Young Sheffield school children have been left stranded on the city’s streets this term because the buses taking them to lessons have been full.
Children as young as 11-years-old have been going out for the school bus at 7.30am in some parts of the city – only to see it whiz by because the service has already reached capacity.
If there aren’t enough seats on these buses, we have to increase capacity by putting extra services on
Apologetic bus drivers have shrugged their shoulders and mouthed “sorry” – it’s not their fault, they cannot carry more than the legal limit.
But the result has been the same – young children abandoned at the bus stop wondering how to reach school.
What happens next depends on the circumstances of each child involved. If they are fortunate, they could return home and get a lift to school from their parents.
In some cases, parents have already gone to work, safe in the knowledge – or so they thought – that their child will get on a bus and make it in to school. Some children may not have access to a car to get a lift to school and reaching classes by public transport might not be a straight forward affair.
What we’ve seen in the early weeks of term are some children turning up late – if at all – because the city’s school transport system has experienced some serious teething problems.
Increased traffic congestion around some schools has been reported as parents use their cars to fill the gaps in the unreliable bus system.
It seems the transition from the green vehicles of Brightbus has been far from smooth. The announcement about Brightbus’s departure was made far too late in the day and did not allow schools, the council, bus operators or South Yorkshire Passenger Transport Executive much time to sort out the resulting conundrum.

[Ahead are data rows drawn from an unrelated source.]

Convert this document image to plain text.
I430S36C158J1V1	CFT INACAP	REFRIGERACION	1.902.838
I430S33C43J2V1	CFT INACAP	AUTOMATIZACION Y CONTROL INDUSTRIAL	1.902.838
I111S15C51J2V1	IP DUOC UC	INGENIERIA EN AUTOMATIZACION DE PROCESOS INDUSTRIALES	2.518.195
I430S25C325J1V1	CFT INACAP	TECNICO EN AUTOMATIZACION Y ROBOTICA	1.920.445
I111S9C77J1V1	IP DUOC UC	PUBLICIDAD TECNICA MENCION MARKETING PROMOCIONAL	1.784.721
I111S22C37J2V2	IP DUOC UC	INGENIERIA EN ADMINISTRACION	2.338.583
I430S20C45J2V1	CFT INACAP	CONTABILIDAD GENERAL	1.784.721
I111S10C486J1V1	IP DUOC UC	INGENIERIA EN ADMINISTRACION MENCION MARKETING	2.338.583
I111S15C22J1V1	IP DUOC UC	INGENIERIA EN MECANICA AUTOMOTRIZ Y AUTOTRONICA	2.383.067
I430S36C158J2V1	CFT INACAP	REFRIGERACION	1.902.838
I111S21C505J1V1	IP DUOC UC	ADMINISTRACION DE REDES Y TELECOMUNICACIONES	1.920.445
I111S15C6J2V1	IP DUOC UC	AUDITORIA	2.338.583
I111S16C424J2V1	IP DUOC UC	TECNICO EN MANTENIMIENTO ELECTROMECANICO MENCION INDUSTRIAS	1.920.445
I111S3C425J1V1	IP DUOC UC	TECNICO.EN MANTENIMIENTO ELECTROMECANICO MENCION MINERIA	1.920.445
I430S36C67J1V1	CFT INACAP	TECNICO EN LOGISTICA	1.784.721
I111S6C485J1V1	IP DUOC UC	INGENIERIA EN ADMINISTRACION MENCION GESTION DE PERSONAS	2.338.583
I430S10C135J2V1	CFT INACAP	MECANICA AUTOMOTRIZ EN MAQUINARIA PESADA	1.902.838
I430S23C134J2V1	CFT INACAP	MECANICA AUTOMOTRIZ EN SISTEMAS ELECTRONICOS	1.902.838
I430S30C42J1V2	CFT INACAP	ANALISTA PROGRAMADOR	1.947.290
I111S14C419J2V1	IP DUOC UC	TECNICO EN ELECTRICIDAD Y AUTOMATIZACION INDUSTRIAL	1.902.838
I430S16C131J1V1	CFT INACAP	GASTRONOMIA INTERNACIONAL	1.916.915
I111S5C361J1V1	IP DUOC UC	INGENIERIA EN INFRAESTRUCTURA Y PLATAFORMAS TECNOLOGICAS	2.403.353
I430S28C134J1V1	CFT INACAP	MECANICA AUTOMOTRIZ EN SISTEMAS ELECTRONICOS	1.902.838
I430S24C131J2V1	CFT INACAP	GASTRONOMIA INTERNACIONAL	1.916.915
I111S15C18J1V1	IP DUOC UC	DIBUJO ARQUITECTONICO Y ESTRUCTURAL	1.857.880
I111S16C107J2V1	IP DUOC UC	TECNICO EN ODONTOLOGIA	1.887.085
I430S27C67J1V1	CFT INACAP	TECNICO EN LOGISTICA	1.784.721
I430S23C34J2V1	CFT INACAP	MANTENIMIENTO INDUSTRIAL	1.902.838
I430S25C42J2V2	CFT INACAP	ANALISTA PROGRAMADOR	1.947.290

That shock news left stakeholders with a massive headache – how to cater for 12,000 pupil journeys to and from 37 schools across the county. The Brightbus boots have not been easy ones to fill.
Parents, quite understandably, have been taking to social media to vent their anger at the new system’s short-comings. When they are called away from work because the school bus home has not got the capacity to get every child on board, the implications go well beyond family life and start to affect local businesses.
It seems that somewhere along the line in this difficult transition, the number of school children making the different journeys has been miscommunicated. On some routes, demand is far outstripping supply.
And so we see young children left on the streets – a major safeguarding issue. If kids leave their homes in the morning with their parents thinking they are getting the school bus, we can’t have a situation where they are fending for themselves a few minutes later.
Safety, of course, is paramount. Quite rightly, bus drivers have been instructed not to overload their vehicles. A quick fix to this problem should not compromise the health of young people.
But if there aren’t enough seats on these buses, the answer is simple – we have to increase capacity by putting extra services on. Our priority as a city has got to be getting kids into school.
If we fall down at this hurdle and don’t provide suitable transport for each and every child needing it, we can’t expect the advantages of a good education to fall into place. Teachers show graphs highlighting the fall in achievement when pupils are not in school.
If punctuality at school is threatened by something outside the control of the children or parents, that’s a failing of the city’s infrastructure and it needs addressing as soon as possible.
Hopefully, the teething problems experienced by families will turn out to be just that.
I’ve been encouraged by the attitude of people I have spoken to at the council and schools; those involved have a genuine desire to sort this situation out and make sure children can get to school safely and on time.
I’m sure improvements to the service will be made in the coming days and weeks.